2MeSADP and AYPGKF-induced aggregation of platelets after preincubation with indomethacin in WT and LDLR^−/− mice on chow (c), Western (w) and Paigen (p) diets. Isolated murine platelets were pre-treated with 10 μM indomethacin for 10 min and activated by 30 nM 2MeSADP (A) and 100 μM AYPGKF (B) for 3.5 min at 37°C in stirring condition. The maximal extent (C & E) and the slope (D & F) of aggregation tracings were quantified and depicted in graph. ‘Slash’ line depicts values in the presence of TXA₂ production, and ‘filled’ line represents data when TXA₂ generation was blocked (2MeSADP: C & D; AYPGKF: E & F). *P < 0.05 versus normocholesterolemic mice by using Student’s t test. (G) Washed murine platelets were also stimulated in response to 100 μM AYPGKF in the presence of 10 μM indomethacin for 10 min and 100 nM AR-C69931MX added prior to platelet aggregation. The tracings are representative of results from 3 independent experiments. Mean ± SEM.

Fig. 5

ERK and Akt phosphorylation in response to 2MeSADP and AYPGKF in normo-and hypercholesterolemic mice. WT and LDLR^−/− mice with differently high cholesterol levels were pre-treated with 10 μM indomethacin for 10 min and then stimulated with 30 nM and 100 nM 2MeSADP (A & B) as well as 100 μM and 250 μM AYPGKF (C & D) at 37°C in stirring condition for 1 min for activating ERK, and for 3 min in order to induce Akt phosphorylation. The reaction was stopped by the addition of 3x SDS sample buffer.

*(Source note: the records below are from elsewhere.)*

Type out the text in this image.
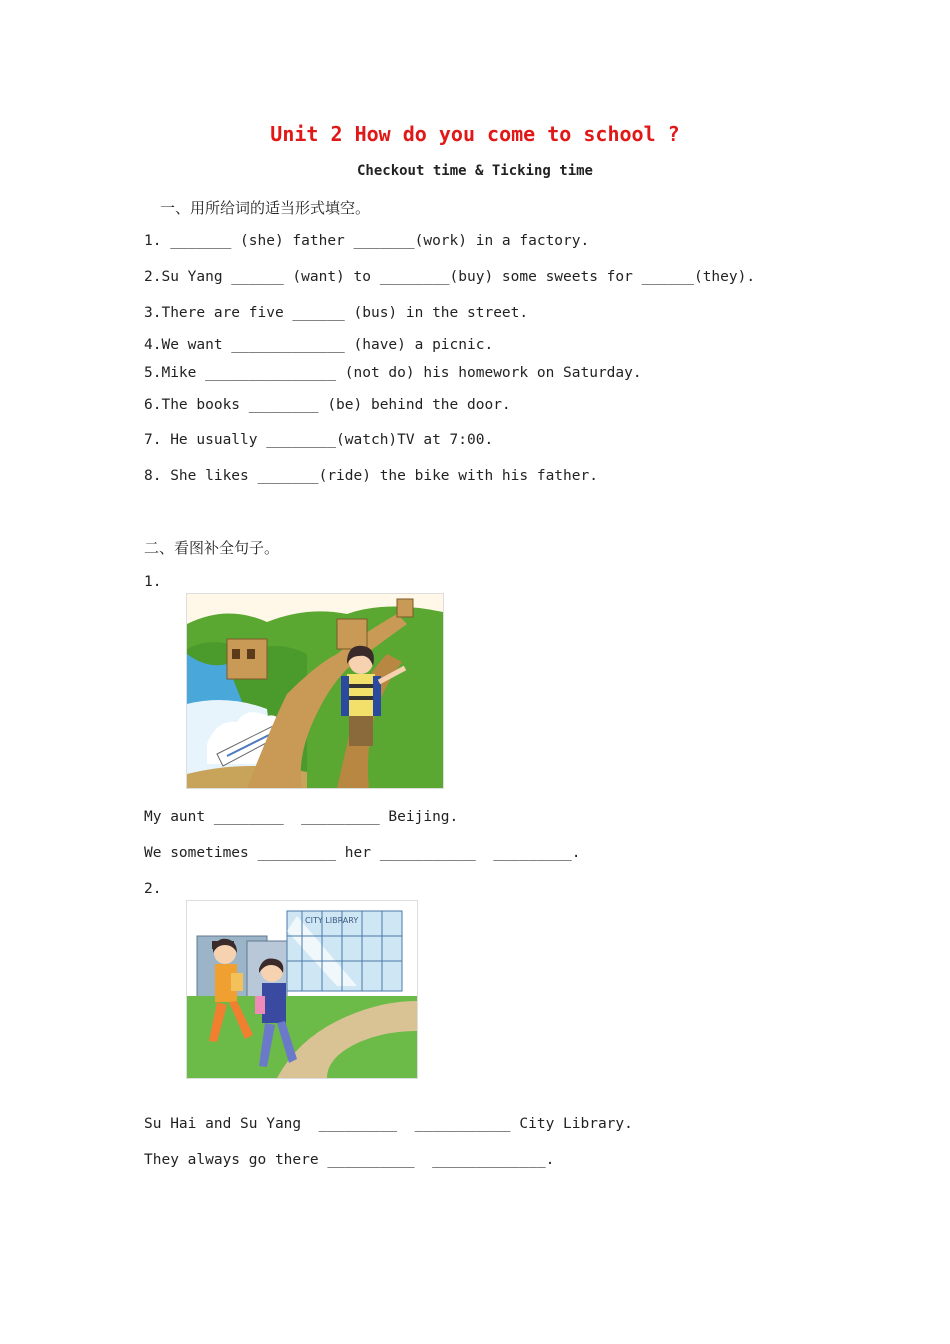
Unit 2 How do you come to school ?
Checkout time & Ticking time
一、用所给词的适当形式填空。
1. _______ (she) father _______(work) in a factory.
2.Su Yang ______ (want) to ________(buy) some sweets for ______(they).
3.There are five ______ (bus) in the street.
4.We want _____________ (have) a picnic.
5.Mike _______________ (not do) his homework on Saturday.
6.The books ________ (be) behind the door.
7. He usually ________(watch)TV at 7:00.
8. She likes _______(ride) the bike with his father.
二、看图补全句子。
1.
My aunt ________  _________ Beijing.
We sometimes _________ her ___________  _________.
2.
CITY LIBRARY
Su Hai and Su Yang  _________  ___________ City Library.
They always go there __________  _____________.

The phosphorylation level of proteins was analyzed by Western blot analysis with anti-phospho(Thr202/Tyr204)-ERK and anti-phospho(Ser473)-Akt antibodies. The total amount of proteins was measured with anti-ERK and anti-Akt antibodies as lane loading. Phosphorylation data were quantified by densitometry and analyzed in fold increase over control (mean ± SEM). Results are representative of 3 independent experiments.